King Richard the Lionheart & Saladin
In tales like those of Robin Hood, King Richard the Lionheart is remembered charitably as a benevolent erstwhile monarch, lost to the Crusades in the Orient while his dastardly brother Prince John steals from the poor of England to give to the rich. Richard's return in the stories, though, always marks some proud English nationalist turning of the tide. In truth, Richard probably didn't care much for England at all, spoke mostly French, and spent the bulk of his adult life pursuing wealth and plunder with various armies abroad. The popular myth about his piety and love of England is ironically a product of his complete absence from what was a damp, musty isle at the edge of the world.

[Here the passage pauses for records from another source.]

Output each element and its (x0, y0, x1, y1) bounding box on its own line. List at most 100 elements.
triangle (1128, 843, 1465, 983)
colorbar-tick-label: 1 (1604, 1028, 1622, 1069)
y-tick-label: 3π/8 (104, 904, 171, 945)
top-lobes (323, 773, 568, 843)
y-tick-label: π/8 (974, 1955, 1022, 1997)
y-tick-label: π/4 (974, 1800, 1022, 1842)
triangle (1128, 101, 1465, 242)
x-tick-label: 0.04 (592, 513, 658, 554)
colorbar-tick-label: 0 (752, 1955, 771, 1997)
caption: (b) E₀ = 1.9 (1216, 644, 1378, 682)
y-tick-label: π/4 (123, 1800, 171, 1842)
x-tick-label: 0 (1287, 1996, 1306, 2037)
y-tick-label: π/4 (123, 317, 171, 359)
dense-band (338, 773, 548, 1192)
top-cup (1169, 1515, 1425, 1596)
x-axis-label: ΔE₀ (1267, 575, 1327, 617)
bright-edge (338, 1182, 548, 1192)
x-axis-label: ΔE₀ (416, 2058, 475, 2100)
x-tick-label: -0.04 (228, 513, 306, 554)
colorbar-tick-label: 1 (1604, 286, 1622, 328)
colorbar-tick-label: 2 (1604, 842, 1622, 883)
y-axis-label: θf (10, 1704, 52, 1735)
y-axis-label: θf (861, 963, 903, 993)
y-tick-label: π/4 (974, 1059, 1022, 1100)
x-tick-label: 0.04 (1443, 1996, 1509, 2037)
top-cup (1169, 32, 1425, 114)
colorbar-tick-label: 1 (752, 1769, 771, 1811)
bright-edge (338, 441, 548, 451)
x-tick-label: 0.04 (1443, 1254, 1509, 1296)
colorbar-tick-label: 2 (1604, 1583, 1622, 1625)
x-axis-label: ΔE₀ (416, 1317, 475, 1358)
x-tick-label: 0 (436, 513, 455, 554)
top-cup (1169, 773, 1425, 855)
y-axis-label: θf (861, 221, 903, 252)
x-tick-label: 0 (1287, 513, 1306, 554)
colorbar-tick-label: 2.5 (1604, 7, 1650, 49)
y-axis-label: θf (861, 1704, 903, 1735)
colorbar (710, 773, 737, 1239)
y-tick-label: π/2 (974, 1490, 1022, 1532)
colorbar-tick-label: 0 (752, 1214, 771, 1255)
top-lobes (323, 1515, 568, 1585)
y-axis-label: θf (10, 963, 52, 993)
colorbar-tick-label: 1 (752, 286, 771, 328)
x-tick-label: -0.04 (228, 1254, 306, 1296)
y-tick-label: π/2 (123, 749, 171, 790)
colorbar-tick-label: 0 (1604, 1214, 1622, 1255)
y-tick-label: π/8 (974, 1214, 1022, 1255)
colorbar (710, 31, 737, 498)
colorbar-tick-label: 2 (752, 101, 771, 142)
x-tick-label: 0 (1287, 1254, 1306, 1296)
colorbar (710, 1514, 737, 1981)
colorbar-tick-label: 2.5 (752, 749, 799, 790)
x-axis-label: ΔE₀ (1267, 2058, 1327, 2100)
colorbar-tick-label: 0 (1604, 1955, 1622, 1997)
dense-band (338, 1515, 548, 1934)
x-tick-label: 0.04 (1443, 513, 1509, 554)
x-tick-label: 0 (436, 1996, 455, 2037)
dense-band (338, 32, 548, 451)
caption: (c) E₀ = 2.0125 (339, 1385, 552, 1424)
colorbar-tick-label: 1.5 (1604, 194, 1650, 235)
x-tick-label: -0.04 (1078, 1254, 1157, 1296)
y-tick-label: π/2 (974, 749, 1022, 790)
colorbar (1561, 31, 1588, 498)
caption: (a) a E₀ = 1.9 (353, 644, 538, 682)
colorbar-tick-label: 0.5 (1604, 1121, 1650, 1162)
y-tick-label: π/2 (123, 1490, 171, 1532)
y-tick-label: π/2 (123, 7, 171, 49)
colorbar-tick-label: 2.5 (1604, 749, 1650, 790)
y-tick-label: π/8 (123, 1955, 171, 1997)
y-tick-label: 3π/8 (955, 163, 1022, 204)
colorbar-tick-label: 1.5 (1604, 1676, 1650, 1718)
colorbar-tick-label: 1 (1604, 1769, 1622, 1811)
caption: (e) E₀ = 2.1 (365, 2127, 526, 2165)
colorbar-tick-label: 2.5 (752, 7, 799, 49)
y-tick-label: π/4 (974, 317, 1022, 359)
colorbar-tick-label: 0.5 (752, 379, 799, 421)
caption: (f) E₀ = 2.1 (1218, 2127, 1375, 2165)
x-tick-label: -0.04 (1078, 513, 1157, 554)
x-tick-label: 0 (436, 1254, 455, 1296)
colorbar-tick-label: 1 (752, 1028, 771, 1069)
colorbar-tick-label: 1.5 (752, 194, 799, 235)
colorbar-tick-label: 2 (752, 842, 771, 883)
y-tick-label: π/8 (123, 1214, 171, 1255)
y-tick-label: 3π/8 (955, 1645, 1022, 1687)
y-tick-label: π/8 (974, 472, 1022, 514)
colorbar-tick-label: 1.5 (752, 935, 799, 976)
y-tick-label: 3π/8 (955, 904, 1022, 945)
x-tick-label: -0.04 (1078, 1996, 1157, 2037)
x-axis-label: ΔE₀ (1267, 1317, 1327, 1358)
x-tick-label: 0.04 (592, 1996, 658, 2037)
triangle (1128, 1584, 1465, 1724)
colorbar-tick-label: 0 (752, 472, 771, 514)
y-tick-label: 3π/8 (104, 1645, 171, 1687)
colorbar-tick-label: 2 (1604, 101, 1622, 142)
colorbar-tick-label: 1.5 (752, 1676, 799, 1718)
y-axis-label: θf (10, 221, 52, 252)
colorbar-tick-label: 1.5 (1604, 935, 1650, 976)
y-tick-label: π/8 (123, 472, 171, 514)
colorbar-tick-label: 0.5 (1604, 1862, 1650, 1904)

Instead, Richard found himself in the forefront of the Third Crusade of 1189 to retake Jerusalem, a city that had fallen two years before to an accomplished Muslim general named Salah ad-Din, or, as he would be remembered by European chroniclers, Saladin. For a brief time, Saladin, an ethnic Kurd, ruled over much of the Levant, Mesopotamia, the holy cities of Arabia and Egypt — lands whose wealth and civilization would have bewildered Richard and many of gold-seeking Crusaders. In short, the Third Crusade failed in seizing Jerusalem, though Richard's forces did score a small victory against Saladin at Arsuf in 1191. Sources from the time paint the rapport between Richard I and Saladin in high chivalric times, noting how Saladin dispatched his doctors to Richard when he heard the English was ill and two horses when Richard's one proved lame. Saladin is remembered in Europe still as this noble, chivalrous general from the east. But, as more recent historians argue, both he and Richard were brutal warriors, with little need or time for the pleasantries that have gone on to burnish their legend for centuries.